La noción griega de democracia, de ciudadanía gobernada por reglas consensuadas y no por la ley del más fuerte, representó una evolución crucial, un paso de gigante en la historia de la humanidad. Veinticinco siglos después aquella noción mantiene la huella, la vigencia de principio en nuestra cosmogonía. Aquellos atenienses imaginaron y aplicaron la democracia como una actitud vital, el predominio de un cierto grado de racionalidad del debate frente a la barbarie, la libertad de los ciudadanos frente a la
sumisión a los oligarcas, la emancipación de la razón, el derecho y la cultura frente a la religión vista como dogma. Por primera vez un embrión de leyes de los hombres, organizados en polis o ciudad, se situaba por encima de las leyes del más fuerte --la barbarie-- y de las leyes de los dioses interpretadas por los poderosos --las teocracias. Hasta aquel instante no se entendía que los hombres pudiesen obedecer a una ley hecha por ellos mismos en vez de obedecer a un amo. Esa fue la mutación.
El pensamiento de los filósofos y la cultura en general eran la correa de transmisión de las ideas, el antídoto contra la indiferencia, contra el silencio, la sumisión o las simplificaciones abusivas e interesadas. La ciudad jerárquica gobernada por un monarca dejó paso, en Atenas, a una sociedad más igualitaria de ciudadanos que debatían políticamente, en asamblea, las decisiones honorables, justas y convenientes. Obviamente se trataba de una innovación fragilísima, un embrión que sin embargo daría de sí a lo largo del tiempo, ni que fuese con interrupciones, tensiones, barbaridades, contradicciones y paradojas desde el primer momento.
El invento griego de la democracia luchaba contra la desmovilización de los ciudadanos, les estimulaba a participar. La palabra política, tan manoseada, deriva de polis... Simultáneamente la palabra idiota designaba en el lenguaje clásico a los ciudadanos que solamente se preocupaban de sí mismos, que se desinteresaban de los asuntos públicos, que padecían de insensibilidad ética.
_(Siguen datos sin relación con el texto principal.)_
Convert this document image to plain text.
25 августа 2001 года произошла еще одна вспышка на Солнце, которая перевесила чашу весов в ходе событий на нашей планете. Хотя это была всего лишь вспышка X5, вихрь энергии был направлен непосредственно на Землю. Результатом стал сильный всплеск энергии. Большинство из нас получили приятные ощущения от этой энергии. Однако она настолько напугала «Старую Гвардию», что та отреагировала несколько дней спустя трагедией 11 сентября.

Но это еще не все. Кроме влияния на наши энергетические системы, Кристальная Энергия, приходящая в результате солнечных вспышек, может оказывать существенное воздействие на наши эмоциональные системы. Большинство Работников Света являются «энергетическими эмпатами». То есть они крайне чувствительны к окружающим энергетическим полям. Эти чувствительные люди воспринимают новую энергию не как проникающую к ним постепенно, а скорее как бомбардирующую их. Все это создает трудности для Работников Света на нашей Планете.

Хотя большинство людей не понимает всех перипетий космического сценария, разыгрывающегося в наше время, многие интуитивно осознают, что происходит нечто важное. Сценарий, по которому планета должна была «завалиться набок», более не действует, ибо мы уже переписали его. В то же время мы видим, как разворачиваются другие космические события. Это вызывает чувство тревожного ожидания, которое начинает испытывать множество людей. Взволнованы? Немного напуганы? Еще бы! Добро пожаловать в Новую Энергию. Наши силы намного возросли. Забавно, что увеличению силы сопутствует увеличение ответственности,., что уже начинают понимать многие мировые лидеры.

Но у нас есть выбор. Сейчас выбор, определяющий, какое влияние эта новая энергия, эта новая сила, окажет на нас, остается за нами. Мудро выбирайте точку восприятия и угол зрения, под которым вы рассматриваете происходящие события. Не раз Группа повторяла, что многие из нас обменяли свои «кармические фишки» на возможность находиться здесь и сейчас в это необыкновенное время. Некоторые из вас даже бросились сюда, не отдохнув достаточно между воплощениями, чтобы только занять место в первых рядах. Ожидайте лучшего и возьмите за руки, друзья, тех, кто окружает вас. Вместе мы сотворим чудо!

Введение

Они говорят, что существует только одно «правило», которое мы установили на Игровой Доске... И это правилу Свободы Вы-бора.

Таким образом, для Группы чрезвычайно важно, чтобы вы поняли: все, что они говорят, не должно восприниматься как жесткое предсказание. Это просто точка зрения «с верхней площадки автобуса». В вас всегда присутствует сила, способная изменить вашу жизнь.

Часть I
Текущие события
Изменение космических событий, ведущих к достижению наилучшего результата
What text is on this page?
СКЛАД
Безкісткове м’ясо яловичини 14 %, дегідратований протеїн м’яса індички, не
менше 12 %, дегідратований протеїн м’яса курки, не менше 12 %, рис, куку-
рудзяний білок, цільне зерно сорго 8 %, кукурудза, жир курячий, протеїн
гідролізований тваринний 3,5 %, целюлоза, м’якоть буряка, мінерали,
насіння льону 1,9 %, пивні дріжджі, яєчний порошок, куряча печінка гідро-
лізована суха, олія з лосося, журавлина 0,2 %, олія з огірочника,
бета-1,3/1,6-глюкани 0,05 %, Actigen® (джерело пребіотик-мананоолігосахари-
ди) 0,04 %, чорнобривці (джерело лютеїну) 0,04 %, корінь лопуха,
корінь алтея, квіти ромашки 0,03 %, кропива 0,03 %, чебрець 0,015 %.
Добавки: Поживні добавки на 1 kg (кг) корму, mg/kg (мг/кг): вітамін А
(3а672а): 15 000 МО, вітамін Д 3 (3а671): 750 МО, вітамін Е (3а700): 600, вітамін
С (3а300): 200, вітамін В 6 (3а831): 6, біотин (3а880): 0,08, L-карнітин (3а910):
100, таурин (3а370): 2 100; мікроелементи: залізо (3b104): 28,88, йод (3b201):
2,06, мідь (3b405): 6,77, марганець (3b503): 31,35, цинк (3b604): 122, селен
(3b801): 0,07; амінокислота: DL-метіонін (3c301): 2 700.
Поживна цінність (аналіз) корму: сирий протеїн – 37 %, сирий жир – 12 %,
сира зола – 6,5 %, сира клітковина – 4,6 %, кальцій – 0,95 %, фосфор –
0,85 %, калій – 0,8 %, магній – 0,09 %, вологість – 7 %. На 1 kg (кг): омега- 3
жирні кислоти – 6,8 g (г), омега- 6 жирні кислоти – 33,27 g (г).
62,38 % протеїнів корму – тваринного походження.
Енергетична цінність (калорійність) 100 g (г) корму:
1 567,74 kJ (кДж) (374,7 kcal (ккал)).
Los idiotas fueron señalados con el dedo como aquellos que han venido al mundo a pasar el verano al baño maría.
La vitalidad de cada persona o de cada país comienza a apagarse precisamente cuando deja de tener ilusiones personales y colectivas, aspiraciones, ganas de crear y producir algo. También es cierto que cada persona y cada país pueden entrar en agonía y la humanidad entera puede hundirse en un nuevo período de decadencia sin que el universo deje de seguir su curso inalterable. Al universo le importa un rábano el destino de la especie humana. Pero a nosotros no creo que nos convenga desentendernos.